When the sentence was made known, cries of joy welcomed it, and a furious delirium seized the Indians.

It was a night of orgies--a night of blood and of horror; brandy increased the excitement of these wild natives; dances, accompanied with perpetual yells, surrounded the young girl, and wound their fantastic chains about the stake to which she was fastened. Sometimes the circle narrowed, and enlaced her in its furious whirls: the Indians ran through the uncultivated fields, brandishing blazing pine-branches, and surrounding the victim with light.

And it was thus until sunrise, and worse yet when its first rays illuminated the scene. The young girl was detached from the stake, and a hundred arms were stretched out to drag her to execution, when the name of Martin Paz involuntarily escaped her lips, and cries of hatred and of vengeance responded.

It was necessary to climb by steep paths the immense pile of rocks which led to the upper level of the river, and the victim arrived there all bloody; a canoe of bark awaited her a hundred paces above the fall; she was deposited in it, and fastened by bonds which entered her flesh.

"Vengeance and death!" exclaimed the whole tribe, with one voice.

The canoe was hurried on with increasing rapidity and began to whirl.

Suddenly a man appeared on the opposite shore-- It is Martin Paz!

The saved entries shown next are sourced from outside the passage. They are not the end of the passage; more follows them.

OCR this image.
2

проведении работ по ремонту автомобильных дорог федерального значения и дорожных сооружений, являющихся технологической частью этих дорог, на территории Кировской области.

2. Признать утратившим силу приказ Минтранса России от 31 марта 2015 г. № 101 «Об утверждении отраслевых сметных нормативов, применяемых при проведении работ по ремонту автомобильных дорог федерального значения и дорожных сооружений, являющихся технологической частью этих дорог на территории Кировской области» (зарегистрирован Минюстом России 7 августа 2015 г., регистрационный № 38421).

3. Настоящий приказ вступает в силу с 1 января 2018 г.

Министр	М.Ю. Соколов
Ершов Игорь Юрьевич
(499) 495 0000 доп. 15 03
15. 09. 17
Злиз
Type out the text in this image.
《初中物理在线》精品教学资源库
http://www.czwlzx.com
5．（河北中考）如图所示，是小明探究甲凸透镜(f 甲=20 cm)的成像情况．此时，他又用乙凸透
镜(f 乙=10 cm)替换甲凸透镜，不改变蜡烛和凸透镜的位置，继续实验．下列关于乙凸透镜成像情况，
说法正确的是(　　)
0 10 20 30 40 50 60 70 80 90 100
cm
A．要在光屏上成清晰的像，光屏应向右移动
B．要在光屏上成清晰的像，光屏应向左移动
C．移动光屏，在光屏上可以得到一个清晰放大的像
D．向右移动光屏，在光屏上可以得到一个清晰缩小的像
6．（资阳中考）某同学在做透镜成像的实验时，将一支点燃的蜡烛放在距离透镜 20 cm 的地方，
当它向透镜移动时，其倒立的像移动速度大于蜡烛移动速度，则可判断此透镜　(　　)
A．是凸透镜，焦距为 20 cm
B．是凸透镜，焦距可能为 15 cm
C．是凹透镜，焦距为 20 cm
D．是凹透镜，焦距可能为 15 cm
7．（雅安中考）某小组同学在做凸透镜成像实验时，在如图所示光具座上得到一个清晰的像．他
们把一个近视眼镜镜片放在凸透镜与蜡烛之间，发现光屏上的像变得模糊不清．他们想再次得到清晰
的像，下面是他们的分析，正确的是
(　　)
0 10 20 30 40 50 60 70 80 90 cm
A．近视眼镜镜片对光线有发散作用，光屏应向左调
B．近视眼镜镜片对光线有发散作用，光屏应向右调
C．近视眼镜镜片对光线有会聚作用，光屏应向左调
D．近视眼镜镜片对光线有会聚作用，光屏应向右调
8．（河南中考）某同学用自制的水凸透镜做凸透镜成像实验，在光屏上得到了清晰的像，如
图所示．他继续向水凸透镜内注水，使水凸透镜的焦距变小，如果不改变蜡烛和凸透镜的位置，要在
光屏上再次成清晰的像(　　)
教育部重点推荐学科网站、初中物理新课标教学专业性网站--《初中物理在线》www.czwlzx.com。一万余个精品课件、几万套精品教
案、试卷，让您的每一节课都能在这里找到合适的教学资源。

Beside him, are Don Vegal and Liberta.

"My daughter! my daughter!" exclaims the father, kneeling on the shore.

"My father!" replied Sarah, raising herself up with superhuman strength.

The scene was indescribable. The canoe was rapidly hastening to the cataract, in whose foam it was already enveloped.

Martin Paz, standing on a rock, balanced his lasso which whistled around his head. At the instant the boat was about to be precipitated, the long leathern thong unfolded from above the head of the Indian, and surrounded the canoe with its noose.

"My daughter! my daughter!" exclaimed Don Vegal.

"My betrothed! my beloved!" cried Martin Paz.

"Death!" yelled the savage multitude.

Meanwhile Martin Paz redoubles his efforts; the canoe remains suspended over the abyss; the current cannot prevail over the strength of the young Indian; the canoe is drawn to him; the enemies are far on the opposite shore; the young girl is saved.

Suddenly an arrow whistles through the air, and pierces the heart of Martin Paz. He falls forward in the bark of the victim; and, re-descending the current of the river in her arms, is engulfed with Sarah in the vortex of the cataract.

A yell of triumph is heard above the sound of the torrent.

Liberta bore off the Spaniard amid a cloud of arrows, and disappeared with him.

Don Vegal regained Lima, where he died with grief and exhaustion.

The Sambo, who remained among his sanguinary tribes, was never heard of more.

The Jew Samuel kept the hundred thousand piasters he had received, and continued his usuries at the expense of the Limanian nobles.

Martin Paz and Sarah were, in their brief and final re-union, betrothed for eternity.